Studie zum Wohlbefinden Ab 60 wird alles wieder gut

Die Lebenszufriedenheit hängt von der Region ab, in der Menschen leben, zeigt eine WHO-Studie. Bewohnern der westlichen Welt geht es dabei klar am besten. Allerdings plagt sie auch eine ausgeprägte Midlife Crisis.
Nicht den Kopf hängen lassen: Mit dem Alter wird auch die Stimmung wieder besser

Nicht den Kopf hängen lassen: Mit dem Alter wird auch die Stimmung wieder besser

Foto: Corbis

Die Lebensmitte ist der Tiefpunkt. Zumindest was die Lebenszufriedenheit der Menschen aus der westlichen Welt angeht. Es geht aber wieder aufwärts. Sobald die 50 überschritten ist und vor allem ab 60 Jahren ist wieder alles fein - die Midlife-Crisis liegt hinter uns. Und das ist nicht nur ein individuelles Empfinden, sondern auch wissenschaftlich belegt. Dies zeigt sich nun in einer Studie im Fachmagazin "The Lancet" , die sich mit dem Altern der Menschen auf der ganzen Welt und den unterschiedlichen Einflüssen auf das Wohlbefinden beschäftigt.
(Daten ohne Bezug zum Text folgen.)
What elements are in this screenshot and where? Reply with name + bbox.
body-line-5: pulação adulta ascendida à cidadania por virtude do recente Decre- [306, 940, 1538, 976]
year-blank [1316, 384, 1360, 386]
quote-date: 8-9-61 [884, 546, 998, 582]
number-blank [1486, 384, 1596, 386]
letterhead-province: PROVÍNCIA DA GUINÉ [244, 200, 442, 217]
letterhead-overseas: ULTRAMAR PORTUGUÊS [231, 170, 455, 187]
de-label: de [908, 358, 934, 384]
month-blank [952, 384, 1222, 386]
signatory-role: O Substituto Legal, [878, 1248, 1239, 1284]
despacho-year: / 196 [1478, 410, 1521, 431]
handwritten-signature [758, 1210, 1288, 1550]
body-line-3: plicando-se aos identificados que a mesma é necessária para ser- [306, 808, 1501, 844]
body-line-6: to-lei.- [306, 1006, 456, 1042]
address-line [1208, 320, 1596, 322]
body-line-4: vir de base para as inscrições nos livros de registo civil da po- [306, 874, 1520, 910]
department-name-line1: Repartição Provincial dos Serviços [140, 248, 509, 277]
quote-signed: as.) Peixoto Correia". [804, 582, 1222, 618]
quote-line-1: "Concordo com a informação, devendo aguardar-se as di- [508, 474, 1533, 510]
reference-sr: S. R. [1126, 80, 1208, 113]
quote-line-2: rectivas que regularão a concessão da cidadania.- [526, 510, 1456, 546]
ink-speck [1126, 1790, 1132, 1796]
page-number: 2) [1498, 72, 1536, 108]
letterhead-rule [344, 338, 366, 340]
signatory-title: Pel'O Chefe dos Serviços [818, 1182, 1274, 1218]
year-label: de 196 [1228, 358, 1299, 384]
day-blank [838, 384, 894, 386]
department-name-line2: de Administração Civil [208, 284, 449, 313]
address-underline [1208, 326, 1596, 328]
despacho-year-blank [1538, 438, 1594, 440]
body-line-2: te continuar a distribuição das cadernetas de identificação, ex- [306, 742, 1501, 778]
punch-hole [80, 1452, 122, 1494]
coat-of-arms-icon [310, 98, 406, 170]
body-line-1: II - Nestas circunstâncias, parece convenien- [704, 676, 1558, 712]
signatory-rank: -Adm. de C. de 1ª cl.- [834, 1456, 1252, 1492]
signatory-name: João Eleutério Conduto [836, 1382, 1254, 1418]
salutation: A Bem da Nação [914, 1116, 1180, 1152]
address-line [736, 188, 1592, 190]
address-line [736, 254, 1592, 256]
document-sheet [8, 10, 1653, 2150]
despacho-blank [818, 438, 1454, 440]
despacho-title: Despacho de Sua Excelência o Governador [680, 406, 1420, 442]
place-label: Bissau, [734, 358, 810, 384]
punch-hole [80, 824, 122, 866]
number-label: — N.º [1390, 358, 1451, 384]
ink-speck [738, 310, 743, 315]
Andrew Steptoe, Angus Deateon und Arthur Stone durchforstete für ihre von der Weltgesundheitsorganisation WHO koordinierte Studie die Daten der Gallup World Poll , einer internationale Umfrage in der jährlich 150.000 Befragte ihre Lebenszufriedenheit auf einer Skala von 1 bis 10 angeben.
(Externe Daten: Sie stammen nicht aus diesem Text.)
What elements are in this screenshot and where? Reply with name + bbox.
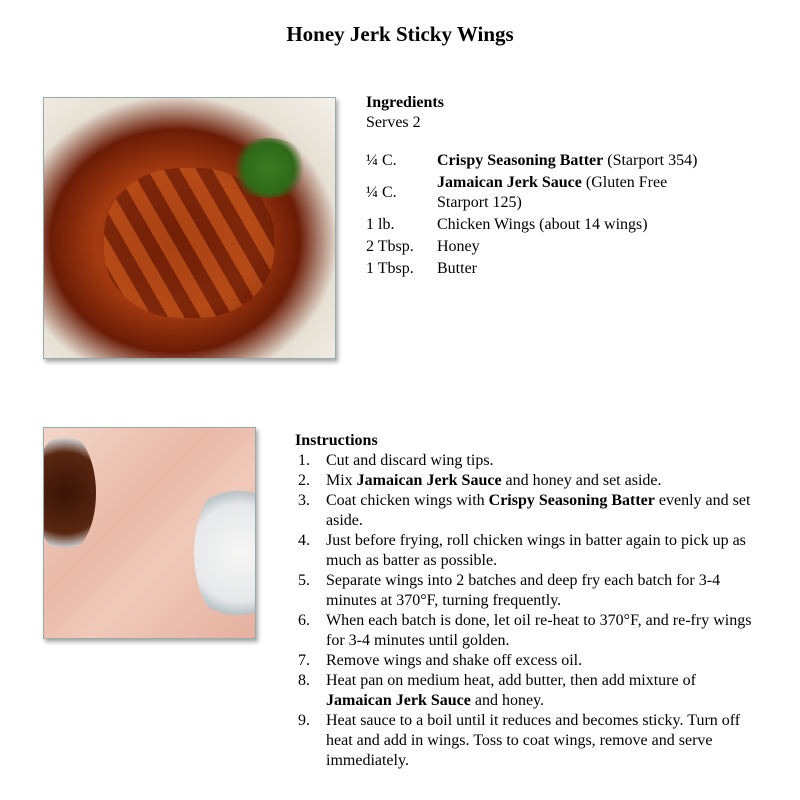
step-text: evenly and set aside. (326, 492, 751, 529)
ingredient-product: Jamaican Jerk Sauce (437, 174, 582, 191)
instructions-section (295, 431, 765, 771)
recipe-title: Honey Jerk Sticky Wings (286, 22, 514, 46)
step-number: 6. (298, 612, 310, 629)
step-number: 5. (298, 572, 310, 589)
ingredient-name (437, 151, 707, 173)
step-product: Crispy Seasoning Batter (488, 492, 655, 509)
step-text: When each batch is done, let oil re-heat to 370°F, and re-fry wings for 3-4 minutes until golden. (326, 612, 752, 649)
ingredient-qty: 2 Tbsp. (366, 238, 414, 255)
ingredient-qty: 1 lb. (366, 216, 395, 233)
ingredient-row (366, 259, 707, 281)
instruction-step (295, 491, 765, 531)
step-number: 3. (298, 492, 310, 509)
ingredient-qty: ¼ C. (366, 184, 397, 201)
raw-wings-photo (43, 427, 256, 639)
ingredient-note: (Gluten Free Starport 125) (437, 174, 668, 211)
step-product: Jamaican Jerk Sauce (326, 692, 471, 709)
wings-photo (43, 97, 336, 359)
step-text: Heat pan on medium heat, add butter, then add mixture of (326, 672, 696, 689)
ingredient-name: Butter (437, 260, 477, 277)
ingredient-note: (Starport 354) (603, 152, 698, 169)
ingredient-row (366, 173, 707, 215)
ingredient-name (437, 173, 707, 215)
step-number: 4. (298, 532, 310, 549)
parsley-garnish (229, 138, 309, 198)
step-text: and honey. (470, 692, 545, 709)
step-text: Cut and discard wing tips. (326, 452, 494, 469)
step-text: and honey and set aside. (501, 472, 662, 489)
ingredients-table (366, 151, 707, 281)
instruction-step (295, 471, 765, 491)
instruction-step (295, 611, 765, 651)
step-number: 8. (298, 672, 310, 689)
step-text: Separate wings into 2 batches and deep fry each batch for 3-4 minutes at 370°F, turning frequently. (326, 572, 721, 609)
step-number: 2. (298, 472, 310, 489)
step-product: Jamaican Jerk Sauce (356, 472, 502, 489)
instruction-steps (295, 451, 765, 771)
ingredient-row (366, 237, 707, 259)
instruction-step (295, 711, 765, 771)
step-text: Heat sauce to a boil until it reduces and becomes sticky. Turn off heat and add in wings. Toss to coat wings, remove and serve immediately. (326, 712, 741, 769)
step-number: 7. (298, 652, 310, 669)
instruction-step (295, 651, 765, 671)
step-text: Just before frying, roll chicken wings in batter again to pick up as much as batter as possible. (326, 532, 746, 569)
ingredient-qty: 1 Tbsp. (366, 260, 414, 277)
batter-bowl (194, 478, 256, 628)
instruction-step (295, 571, 765, 611)
step-text: Mix (326, 472, 357, 489)
step-text: Remove wings and shake off excess oil. (326, 652, 583, 669)
ingredient-name: Honey (437, 238, 480, 255)
ingredients-section (366, 93, 707, 281)
ingredient-product: Crispy Seasoning Batter (437, 152, 604, 169)
servings: Serves 2 (366, 114, 421, 131)
ingredient-row (366, 151, 707, 173)
ingredient-name: Chicken Wings (about 14 wings) (437, 216, 648, 233)
ingredients-heading: Ingredients (366, 94, 444, 111)
instructions-heading: Instructions (295, 432, 378, 449)
instruction-step (295, 531, 765, 571)
instruction-step (295, 451, 765, 471)
step-text: Coat chicken wings with (326, 492, 489, 509)
ingredient-qty: ¼ C. (366, 152, 397, 169)
instruction-step (295, 671, 765, 711)
sauce-bowl (43, 433, 96, 553)
step-number: 9. (298, 712, 310, 729)
ingredient-row (366, 215, 707, 237)
step-number: 1. (298, 452, 310, 469)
Das Ergebnis: Die Lebenszufriedenheit schwankt von Land zu Land. In der westlichen Welt ist die Lebenszufriedenheit im Abschnitt zwischen 45 und 54 Jahren am geringsten und nimmt dann aber wieder zu. So zeigt die Kurve in Ländern wie den USA und Großbritannien einen u-förmigen Verlauf und erreicht in der Lebensmitte einen Tiefpunkt. In Afrika dagegen sind die Werte konstant niedrig und ändern sich über die Jahre kaum. In Osteuropa, der früheren Sowjetunion und Lateinamerika geht es konstant abwärts - die Lebenszufriedenheit nimmt mit zunehmendem Alter immer weiter ab.
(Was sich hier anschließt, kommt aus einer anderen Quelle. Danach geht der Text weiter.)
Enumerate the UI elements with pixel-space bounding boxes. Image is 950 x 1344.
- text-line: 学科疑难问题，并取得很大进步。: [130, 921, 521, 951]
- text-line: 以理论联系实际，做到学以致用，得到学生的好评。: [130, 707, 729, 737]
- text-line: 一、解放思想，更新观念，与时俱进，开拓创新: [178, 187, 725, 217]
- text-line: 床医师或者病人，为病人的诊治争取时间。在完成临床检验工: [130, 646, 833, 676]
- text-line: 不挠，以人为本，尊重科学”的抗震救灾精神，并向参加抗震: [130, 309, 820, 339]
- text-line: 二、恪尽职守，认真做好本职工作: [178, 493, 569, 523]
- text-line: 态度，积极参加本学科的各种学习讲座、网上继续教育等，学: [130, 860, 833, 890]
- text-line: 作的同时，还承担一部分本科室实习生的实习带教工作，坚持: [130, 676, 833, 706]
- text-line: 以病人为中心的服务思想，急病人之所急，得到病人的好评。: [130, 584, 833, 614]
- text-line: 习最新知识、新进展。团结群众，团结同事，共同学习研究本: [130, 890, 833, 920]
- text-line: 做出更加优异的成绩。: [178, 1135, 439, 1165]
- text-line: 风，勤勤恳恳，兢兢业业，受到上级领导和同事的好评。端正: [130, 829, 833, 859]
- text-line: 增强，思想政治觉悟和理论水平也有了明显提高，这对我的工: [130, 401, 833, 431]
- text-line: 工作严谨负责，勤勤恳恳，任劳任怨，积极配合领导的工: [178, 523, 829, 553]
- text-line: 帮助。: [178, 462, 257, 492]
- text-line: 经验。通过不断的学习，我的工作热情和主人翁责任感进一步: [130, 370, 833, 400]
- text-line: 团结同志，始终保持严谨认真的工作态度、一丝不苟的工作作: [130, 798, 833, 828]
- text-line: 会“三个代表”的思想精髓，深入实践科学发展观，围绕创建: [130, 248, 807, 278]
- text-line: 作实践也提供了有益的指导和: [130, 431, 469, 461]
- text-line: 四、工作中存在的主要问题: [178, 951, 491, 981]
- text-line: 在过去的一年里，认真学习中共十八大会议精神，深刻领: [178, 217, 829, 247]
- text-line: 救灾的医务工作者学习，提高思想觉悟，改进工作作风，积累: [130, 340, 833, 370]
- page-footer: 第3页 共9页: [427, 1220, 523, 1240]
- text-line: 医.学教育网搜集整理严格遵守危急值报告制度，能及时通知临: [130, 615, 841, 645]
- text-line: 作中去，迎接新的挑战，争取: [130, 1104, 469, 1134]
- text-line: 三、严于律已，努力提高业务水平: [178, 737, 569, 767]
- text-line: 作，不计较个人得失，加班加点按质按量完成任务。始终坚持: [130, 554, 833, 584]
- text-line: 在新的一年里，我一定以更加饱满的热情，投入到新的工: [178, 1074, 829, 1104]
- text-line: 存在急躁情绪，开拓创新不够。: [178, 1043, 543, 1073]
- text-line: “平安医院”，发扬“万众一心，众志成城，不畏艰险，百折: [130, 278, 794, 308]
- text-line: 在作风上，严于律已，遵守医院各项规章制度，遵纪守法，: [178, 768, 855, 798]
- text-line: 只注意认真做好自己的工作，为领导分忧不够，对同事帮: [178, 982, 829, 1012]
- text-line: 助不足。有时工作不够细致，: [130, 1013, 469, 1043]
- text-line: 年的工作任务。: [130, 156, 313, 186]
Zufriedenheit in Abhängigkeit vom Alter nach Regionen: Afrika ganz unten, Osteuropa stark fallend

Zufriedenheit in Abhängigkeit vom Alter nach Regionen: Afrika ganz unten, Osteuropa stark fallend

Foto: SPIEGEL ONLINE

Auch die Deutschen haben eine Midlife-Crisis

Für Deutschland haben die Wissenschaftler keine Kurve errechnet. Die Lebenszufriedenheit schwankt hierzulande aber ganz ähnlich wie in den nun analysierten reichen, englischsprachigen Ländern. Aus Deutschland stammende SOEP-Daten  zeigen, dass es auch hierzulande eine Midlife Crisis gibt. Bei vielen Befragten sinkt die Zufriedenheit bis Mitte 50, um in den Folgejahren wieder zu steigen.

Die Forscher vermuten, dass die Wirtschaft ein wichtiger Grund für die Entwicklung der Zufriedenheit ist. So haben die Menschen in der früheren Sowjetunion ein System verloren, dass ihrem Leben einst Halt gegeben hat und auch eine Altersversorgung ermöglichte.

In den westlichen Ländern hingegen verdienen und arbeiten die meisten Menschen in der Lebensmitte am meisten. Dies gehe jedoch auf Kosten der Lebensqualität, schreiben die Forscher. Bei älteren Menschen nimmt der Druck wieder ab. Sofern die Gesundheit nicht beeinträchtigt ist, sind sie in diesem Lebensabschnitt glücklicher und entspannter.